Here's a pattern we see regularly: a business has a workflow that's been frustrating everyone for years. Someone says "let's use AI to fix it." They bolt AI onto the existing process. And now they have the same frustrating workflow, except it runs faster and produces errors at scale.

AI amplifies, it doesn't fix. If your client onboarding process has eight unnecessary steps, AI will help you do those eight unnecessary steps more efficiently. It won't tell you that five of them shouldn't exist.

Fix first, then automate. Before introducing AI to any workflow, ask: if we were designing this process from scratch today, what would it look like? Strip out the steps that exist because "that's how we've always done it." Then look at where AI accelerates the streamlined version.

The diagnostic question. When someone says "this takes forever and AI could help," ask: why does it take forever?
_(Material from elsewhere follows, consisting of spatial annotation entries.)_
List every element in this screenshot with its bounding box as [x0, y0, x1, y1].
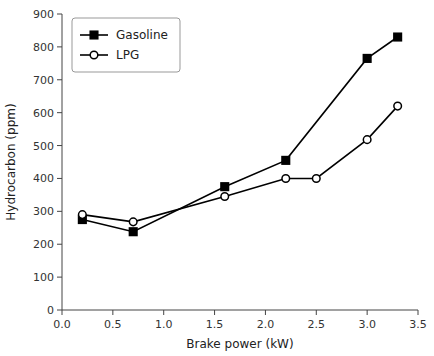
y-tick — [57, 244, 62, 245]
y-tick — [57, 46, 62, 47]
legend-marker — [90, 31, 98, 39]
marker — [394, 102, 402, 110]
x-tick-label: 1.5 — [206, 318, 224, 331]
marker — [363, 55, 371, 63]
marker — [312, 175, 320, 183]
y-axis-label: Hydrocarbon (ppm) — [4, 103, 18, 220]
x-tick — [316, 310, 317, 315]
marker — [79, 211, 87, 219]
x-tick-label: 3.0 — [358, 318, 376, 331]
series — [79, 102, 402, 225]
legend-label: LPG — [116, 48, 139, 62]
axes: 0.0 0.5 1.0 1.5 2.0 2.5 3.0 3.5 0 100 200 300 400 500… — [33, 8, 427, 331]
y-tick — [57, 14, 62, 15]
x-tick — [163, 310, 164, 315]
y-tick-label: 900 — [33, 8, 54, 21]
x-tick — [367, 310, 368, 315]
x-tick-label: 3.5 — [409, 318, 427, 331]
y-tick — [57, 277, 62, 278]
y-tick — [57, 178, 62, 179]
chart: 0.0 0.5 1.0 1.5 2.0 2.5 3.0 3.5 0 100 200 300 400 500… — [0, 0, 434, 356]
marker — [129, 228, 137, 236]
x-tick-label: 0.5 — [104, 318, 122, 331]
y-tick — [57, 211, 62, 212]
marker — [282, 157, 290, 165]
y-axis-line — [62, 14, 63, 310]
x-tick — [62, 310, 63, 315]
y-tick — [57, 112, 62, 113]
y-tick-label: 700 — [33, 74, 54, 87]
x-axis-line — [62, 310, 418, 311]
marker — [394, 33, 402, 41]
x-tick — [265, 310, 266, 315]
legend-box — [72, 18, 180, 72]
x-axis-label: Brake power (kW) — [186, 337, 293, 351]
marker — [282, 175, 290, 183]
marker — [221, 183, 229, 191]
x-tick-label: 0.0 — [53, 318, 71, 331]
y-tick-label: 300 — [33, 205, 54, 218]
y-tick — [57, 145, 62, 146]
marker — [221, 193, 229, 201]
legend: Gasoline LPG — [72, 18, 180, 72]
y-tick — [57, 79, 62, 80]
x-tick-label: 2.5 — [308, 318, 326, 331]
legend-marker — [90, 51, 98, 59]
x-tick — [418, 310, 419, 315]
x-tick — [112, 310, 113, 315]
line — [82, 106, 397, 222]
y-tick-label: 400 — [33, 172, 54, 185]
y-tick — [57, 310, 62, 311]
y-tick-label: 100 — [33, 271, 54, 284]
y-tick-label: 500 — [33, 140, 54, 153]
y-tick-label: 200 — [33, 238, 54, 251]
x-tick-label: 2.0 — [257, 318, 275, 331]
x-tick-label: 1.0 — [155, 318, 173, 331]
marker — [363, 136, 371, 144]
marker — [129, 218, 137, 226]
x-tick — [214, 310, 215, 315]
y-tick-label: 0 — [47, 304, 54, 317]
legend-label: Gasoline — [116, 28, 168, 42]
y-tick-label: 800 — [33, 41, 54, 54]
y-tick-label: 600 — [33, 107, 54, 120]
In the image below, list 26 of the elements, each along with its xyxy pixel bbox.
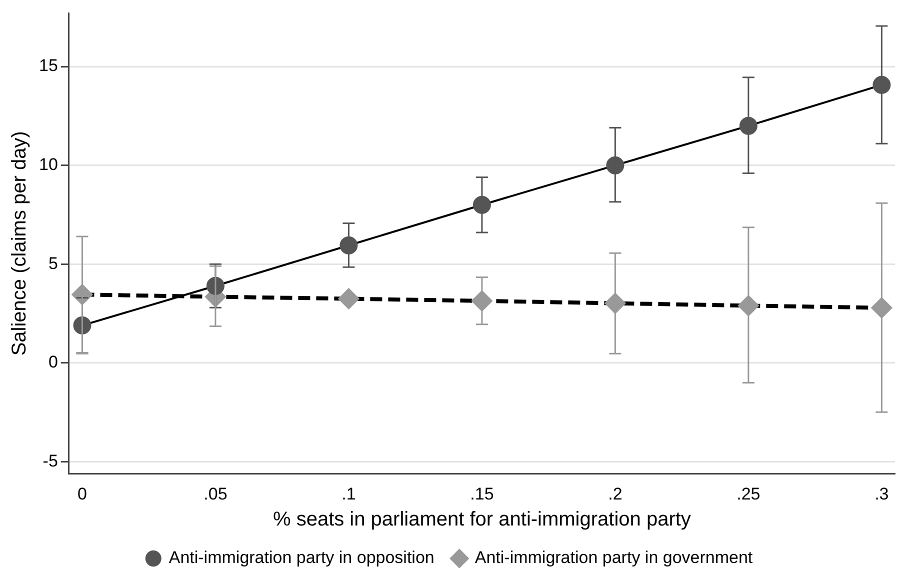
x-tick-label: 0 — [78, 484, 87, 504]
point — [605, 293, 626, 314]
y-tick-label: 10 — [38, 155, 58, 174]
y-tick-label: -5 — [42, 451, 58, 470]
point — [738, 296, 758, 316]
y-tick-label: 15 — [38, 56, 58, 76]
legend-label: Anti-immigration party in government — [474, 548, 753, 568]
x-tick-label: .15 — [470, 484, 494, 504]
x-tick-label: .25 — [736, 484, 760, 504]
y-tick-label: 5 — [48, 254, 58, 273]
x-tick-label: .2 — [608, 484, 622, 504]
x-tick-label: .05 — [204, 484, 228, 504]
point — [872, 76, 891, 94]
point — [472, 196, 491, 214]
x-axis-title: % seats in parliament for anti-immigration party — [272, 508, 691, 531]
point — [739, 116, 758, 135]
y-tick-label: 0 — [48, 352, 58, 372]
point — [606, 156, 624, 174]
point — [872, 298, 892, 318]
point — [338, 288, 359, 309]
point — [340, 236, 358, 254]
legend-label: Anti-immigration party in opposition — [168, 548, 434, 568]
y-axis-title: Salience (claims per day) — [8, 131, 31, 356]
x-tick-label: .3 — [874, 484, 889, 504]
x-tick-label: .1 — [342, 484, 356, 504]
point — [472, 290, 492, 311]
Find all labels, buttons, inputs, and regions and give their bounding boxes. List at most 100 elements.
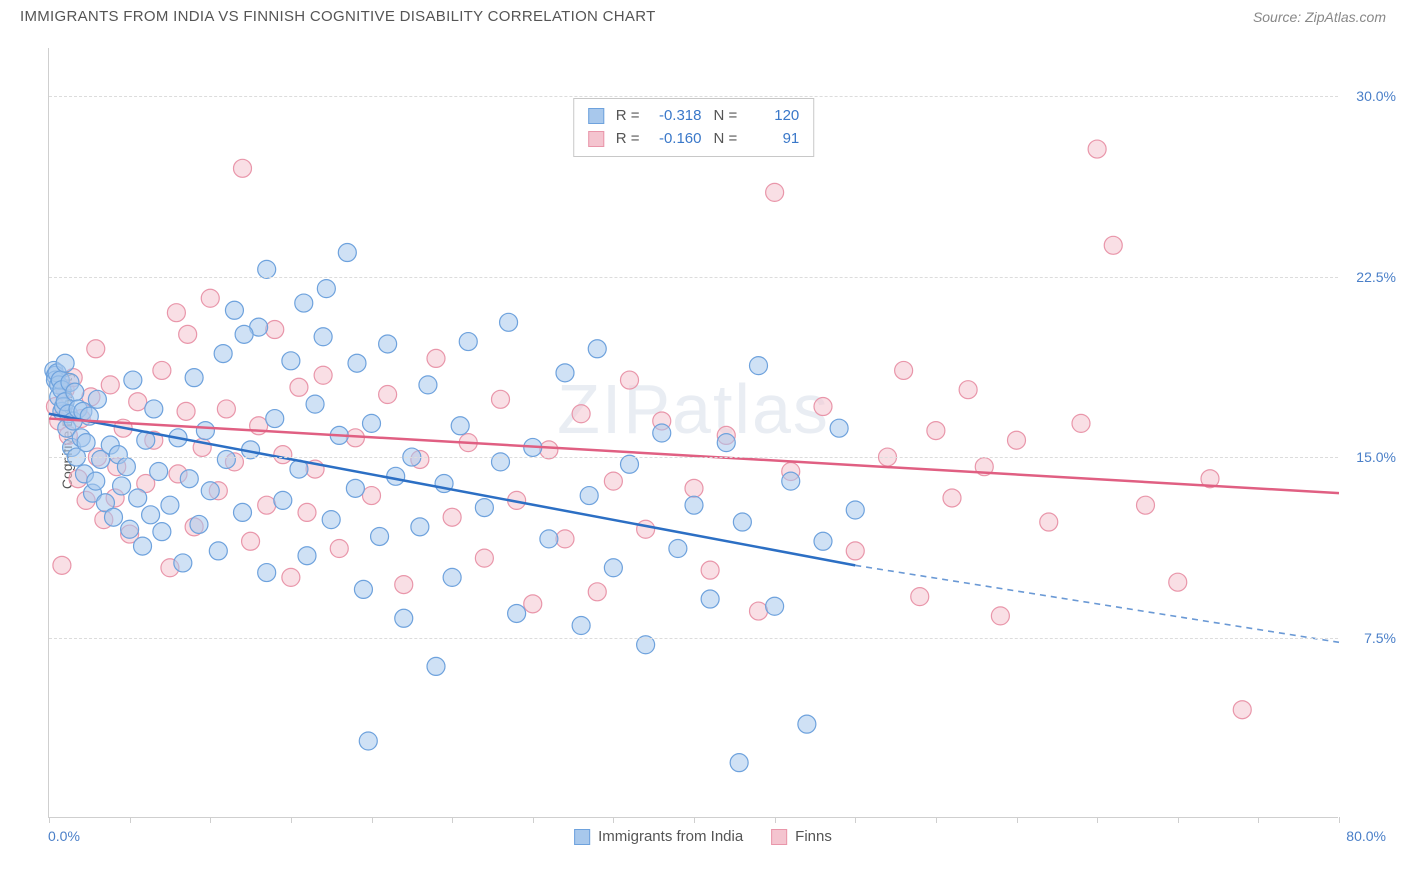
scatter-point <box>572 405 590 423</box>
scatter-point <box>101 376 119 394</box>
stats-row: R = -0.318 N = 120 <box>588 105 800 128</box>
scatter-point <box>451 417 469 435</box>
scatter-point <box>750 357 768 375</box>
swatch-icon <box>771 829 787 845</box>
swatch-icon <box>588 131 604 147</box>
scatter-point <box>387 467 405 485</box>
gridline <box>49 638 1338 639</box>
scatter-point <box>134 537 152 555</box>
scatter-point <box>927 422 945 440</box>
legend-label: Immigrants from India <box>598 828 743 845</box>
x-tick <box>372 817 373 823</box>
scatter-point <box>733 513 751 531</box>
scatter-point <box>911 588 929 606</box>
scatter-point <box>113 477 131 495</box>
scatter-point <box>129 393 147 411</box>
scatter-point <box>295 294 313 312</box>
scatter-point <box>1040 513 1058 531</box>
scatter-point <box>242 532 260 550</box>
scatter-point <box>217 450 235 468</box>
legend-item: Immigrants from India <box>574 828 743 845</box>
scatter-point <box>717 434 735 452</box>
scatter-point <box>750 602 768 620</box>
x-tick <box>291 817 292 823</box>
scatter-point <box>685 496 703 514</box>
swatch-icon <box>588 108 604 124</box>
scatter-point <box>298 503 316 521</box>
scatter-point <box>306 395 324 413</box>
scatter-point <box>124 371 142 389</box>
scatter-point <box>56 354 74 372</box>
scatter-point <box>943 489 961 507</box>
scatter-point <box>443 508 461 526</box>
scatter-point <box>814 398 832 416</box>
scatter-point <box>190 515 208 533</box>
scatter-point <box>354 580 372 598</box>
gridline <box>49 96 1338 97</box>
scatter-point <box>77 434 95 452</box>
scatter-point <box>580 487 598 505</box>
scatter-point <box>895 361 913 379</box>
x-tick <box>694 817 695 823</box>
scatter-point <box>798 715 816 733</box>
x-tick <box>936 817 937 823</box>
scatter-point <box>846 501 864 519</box>
chart-plot-area: ZIPatlas R = -0.318 N = 120 R = -0.160 N… <box>48 48 1338 818</box>
scatter-point <box>830 419 848 437</box>
scatter-point <box>556 530 574 548</box>
scatter-point <box>314 328 332 346</box>
scatter-point <box>959 381 977 399</box>
scatter-point <box>266 410 284 428</box>
scatter-point <box>129 489 147 507</box>
y-tick-label: 22.5% <box>1356 269 1396 285</box>
scatter-point <box>266 321 284 339</box>
scatter-point <box>53 556 71 574</box>
scatter-point <box>150 463 168 481</box>
scatter-point <box>766 597 784 615</box>
scatter-point <box>346 479 364 497</box>
y-tick-label: 30.0% <box>1356 88 1396 104</box>
scatter-point <box>814 532 832 550</box>
scatter-point <box>1137 496 1155 514</box>
x-tick <box>452 817 453 823</box>
scatter-point <box>653 424 671 442</box>
scatter-point <box>348 354 366 372</box>
scatter-point <box>379 335 397 353</box>
scatter-point <box>153 523 171 541</box>
scatter-point <box>167 304 185 322</box>
scatter-point <box>540 530 558 548</box>
n-label: N = <box>714 128 738 151</box>
scatter-point <box>117 458 135 476</box>
x-tick <box>1097 817 1098 823</box>
scatter-point <box>492 453 510 471</box>
scatter-point <box>395 609 413 627</box>
x-tick <box>1017 817 1018 823</box>
scatter-point <box>363 414 381 432</box>
scatter-point <box>88 390 106 408</box>
x-tick <box>855 817 856 823</box>
scatter-point <box>371 527 389 545</box>
scatter-point <box>492 390 510 408</box>
gridline <box>49 457 1338 458</box>
n-value: 91 <box>745 128 799 151</box>
scatter-point <box>330 540 348 558</box>
r-label: R = <box>616 128 640 151</box>
scatter-point <box>1088 140 1106 158</box>
scatter-point <box>105 508 123 526</box>
scatter-point <box>475 549 493 567</box>
x-tick <box>49 817 50 823</box>
scatter-point <box>258 496 276 514</box>
scatter-point <box>87 340 105 358</box>
scatter-point <box>701 561 719 579</box>
source-attribution: Source: ZipAtlas.com <box>1253 9 1386 25</box>
scatter-point <box>1104 236 1122 254</box>
x-tick <box>613 817 614 823</box>
scatter-point <box>1072 414 1090 432</box>
legend-label: Finns <box>795 828 832 845</box>
scatter-point <box>701 590 719 608</box>
scatter-point <box>411 518 429 536</box>
stats-row: R = -0.160 N = 91 <box>588 128 800 151</box>
scatter-point <box>1008 431 1026 449</box>
scatter-point <box>588 340 606 358</box>
swatch-icon <box>574 829 590 845</box>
If the answer is "because the task itself is complex and data-intensive," AI is probably a great fit. If the answer is "because we're waiting on three approvals and reformatting the same document four times," you have a process problem, not a technology problem.

The silver lining. AI adoption is actually an excellent forcing function for process improvement. The exercise of defining a workflow clearly enough for AI to follow often reveals the inefficiencies that humans have been working around for years. Use the AI implementation as the excuse to finally fix what's been broken.